Often, when humor is based on stereotypes, it just comes out being offensive. One way to combat that is by offending all types. That’s something that Crank 2: High Voltage was able to do well, and Soul Plane does too. Granted, some of the jokes are flat-out lame and dated even for 2004 (everyone assumes that a Muslim is a terrorist? Is that, um, a joke? At least he’s redeemed in the epilogue), but the insults at everyone’s cultures are very fair and balanced. It’s pretty surprising to see that no one really gets shortchanged or overly insulted (well, besides the Muslims). Of course, there’s no one more insulting to white people than Tom Arnold, and all of those jokes come easily, but the send-ups of black culture are not shied away from either, and it’s nice to see an equal-opportunity-offender succeed so much.

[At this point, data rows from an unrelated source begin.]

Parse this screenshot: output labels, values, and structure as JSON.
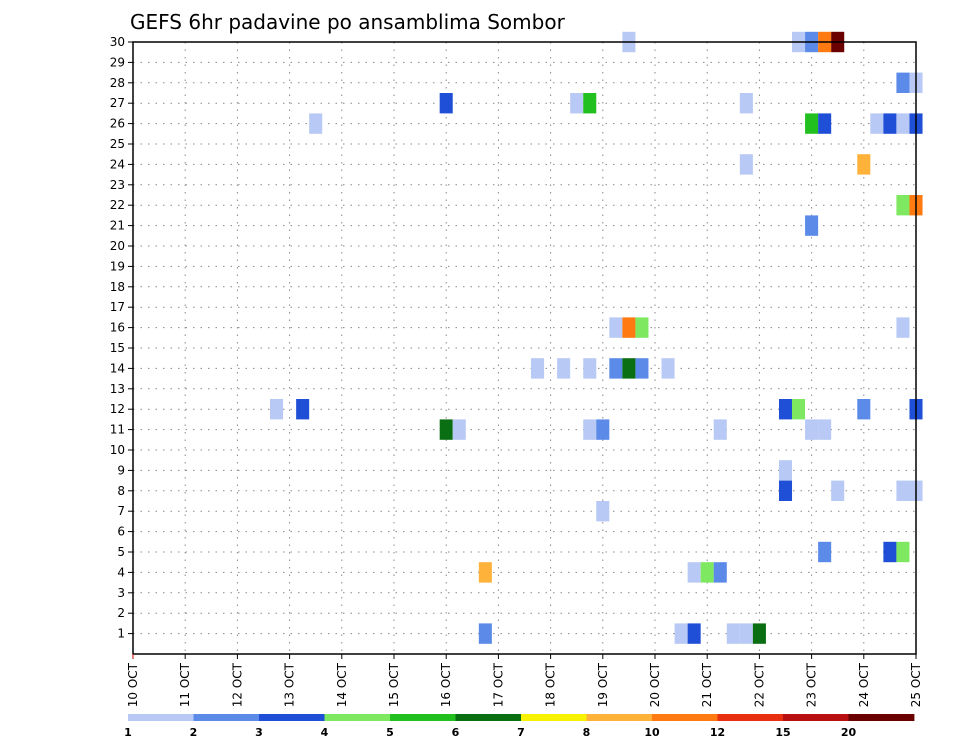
{
  "chart_data": {
    "type": "heatmap",
    "title": "GEFS 6hr padavine po ansamblima Sombor",
    "xlabel": "",
    "ylabel": "",
    "x_tick_labels": [
      "10 OCT",
      "11 OCT",
      "12 OCT",
      "13 OCT",
      "14 OCT",
      "15 OCT",
      "16 OCT",
      "17 OCT",
      "18 OCT",
      "19 OCT",
      "20 OCT",
      "21 OCT",
      "22 OCT",
      "23 OCT",
      "24 OCT",
      "25 OCT"
    ],
    "x_range_hours": [
      0,
      360
    ],
    "y_tick_labels": [
      "1",
      "2",
      "3",
      "4",
      "5",
      "6",
      "7",
      "8",
      "9",
      "10",
      "11",
      "12",
      "13",
      "14",
      "15",
      "16",
      "17",
      "18",
      "19",
      "20",
      "21",
      "22",
      "23",
      "24",
      "25",
      "26",
      "27",
      "28",
      "29",
      "30"
    ],
    "y_range": [
      0,
      30
    ],
    "grid": true,
    "colorbar": {
      "labels": [
        "1",
        "2",
        "3",
        "4",
        "5",
        "6",
        "7",
        "8",
        "10",
        "12",
        "15",
        "20"
      ],
      "colors": [
        "#b7c9f4",
        "#5b8ae8",
        "#1f4fd6",
        "#7de860",
        "#22c01e",
        "#0a6e12",
        "#f8f200",
        "#ffb23a",
        "#ff7a10",
        "#e83010",
        "#b81010",
        "#6a0000"
      ]
    },
    "cells": [
      {
        "member": 30,
        "hour": 228,
        "cat": 1
      },
      {
        "member": 30,
        "hour": 306,
        "cat": 1
      },
      {
        "member": 30,
        "hour": 312,
        "cat": 2
      },
      {
        "member": 30,
        "hour": 318,
        "cat": 9
      },
      {
        "member": 30,
        "hour": 324,
        "cat": 12
      },
      {
        "member": 28,
        "hour": 354,
        "cat": 2
      },
      {
        "member": 28,
        "hour": 360,
        "cat": 1
      },
      {
        "member": 27,
        "hour": 144,
        "cat": 3
      },
      {
        "member": 27,
        "hour": 204,
        "cat": 1
      },
      {
        "member": 27,
        "hour": 210,
        "cat": 5
      },
      {
        "member": 27,
        "hour": 282,
        "cat": 1
      },
      {
        "member": 26,
        "hour": 84,
        "cat": 1
      },
      {
        "member": 26,
        "hour": 312,
        "cat": 5
      },
      {
        "member": 26,
        "hour": 318,
        "cat": 3
      },
      {
        "member": 26,
        "hour": 342,
        "cat": 1
      },
      {
        "member": 26,
        "hour": 348,
        "cat": 3
      },
      {
        "member": 26,
        "hour": 354,
        "cat": 1
      },
      {
        "member": 26,
        "hour": 360,
        "cat": 3
      },
      {
        "member": 24,
        "hour": 282,
        "cat": 1
      },
      {
        "member": 24,
        "hour": 336,
        "cat": 8
      },
      {
        "member": 22,
        "hour": 354,
        "cat": 4
      },
      {
        "member": 22,
        "hour": 360,
        "cat": 9
      },
      {
        "member": 21,
        "hour": 312,
        "cat": 2
      },
      {
        "member": 16,
        "hour": 222,
        "cat": 1
      },
      {
        "member": 16,
        "hour": 228,
        "cat": 9
      },
      {
        "member": 16,
        "hour": 234,
        "cat": 4
      },
      {
        "member": 16,
        "hour": 354,
        "cat": 1
      },
      {
        "member": 14,
        "hour": 186,
        "cat": 1
      },
      {
        "member": 14,
        "hour": 198,
        "cat": 1
      },
      {
        "member": 14,
        "hour": 210,
        "cat": 1
      },
      {
        "member": 14,
        "hour": 222,
        "cat": 2
      },
      {
        "member": 14,
        "hour": 228,
        "cat": 6
      },
      {
        "member": 14,
        "hour": 234,
        "cat": 2
      },
      {
        "member": 14,
        "hour": 246,
        "cat": 1
      },
      {
        "member": 12,
        "hour": 66,
        "cat": 1
      },
      {
        "member": 12,
        "hour": 78,
        "cat": 3
      },
      {
        "member": 12,
        "hour": 300,
        "cat": 3
      },
      {
        "member": 12,
        "hour": 306,
        "cat": 4
      },
      {
        "member": 12,
        "hour": 336,
        "cat": 2
      },
      {
        "member": 12,
        "hour": 360,
        "cat": 3
      },
      {
        "member": 11,
        "hour": 144,
        "cat": 6
      },
      {
        "member": 11,
        "hour": 150,
        "cat": 1
      },
      {
        "member": 11,
        "hour": 210,
        "cat": 1
      },
      {
        "member": 11,
        "hour": 216,
        "cat": 2
      },
      {
        "member": 11,
        "hour": 270,
        "cat": 1
      },
      {
        "member": 11,
        "hour": 312,
        "cat": 1
      },
      {
        "member": 11,
        "hour": 318,
        "cat": 1
      },
      {
        "member": 9,
        "hour": 300,
        "cat": 1
      },
      {
        "member": 8,
        "hour": 300,
        "cat": 3
      },
      {
        "member": 8,
        "hour": 324,
        "cat": 1
      },
      {
        "member": 8,
        "hour": 354,
        "cat": 1
      },
      {
        "member": 8,
        "hour": 360,
        "cat": 1
      },
      {
        "member": 7,
        "hour": 216,
        "cat": 1
      },
      {
        "member": 5,
        "hour": 318,
        "cat": 2
      },
      {
        "member": 5,
        "hour": 348,
        "cat": 3
      },
      {
        "member": 5,
        "hour": 354,
        "cat": 4
      },
      {
        "member": 4,
        "hour": 162,
        "cat": 8
      },
      {
        "member": 4,
        "hour": 258,
        "cat": 1
      },
      {
        "member": 4,
        "hour": 264,
        "cat": 4
      },
      {
        "member": 4,
        "hour": 270,
        "cat": 2
      },
      {
        "member": 1,
        "hour": 162,
        "cat": 2
      },
      {
        "member": 1,
        "hour": 252,
        "cat": 1
      },
      {
        "member": 1,
        "hour": 258,
        "cat": 3
      },
      {
        "member": 1,
        "hour": 276,
        "cat": 1
      },
      {
        "member": 1,
        "hour": 282,
        "cat": 1
      },
      {
        "member": 1,
        "hour": 288,
        "cat": 6
      }
    ]
  }
}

Soul Plane does have jokes that fall flat, yes. This isn’t the most deftly written comedy ever. No one expects that. What is surprising, though, is that so many of the jokes do work. They’re not particularly clever lots of the time (D.L. Hughley, the bathroom attendant, plays “Push It” to help Tom Arnold in the bathroom. Clever, no. Funny, surprisingly so) but the charisma of the talent elevates the humor from pretty generic and base to, occasionally, wildly funny. I had never respected Tom Arnold before Soul Plane, but he’s got great comic timing. Everyone works well in conjunction with one another, and it really succeeds when it probably shouldn’t.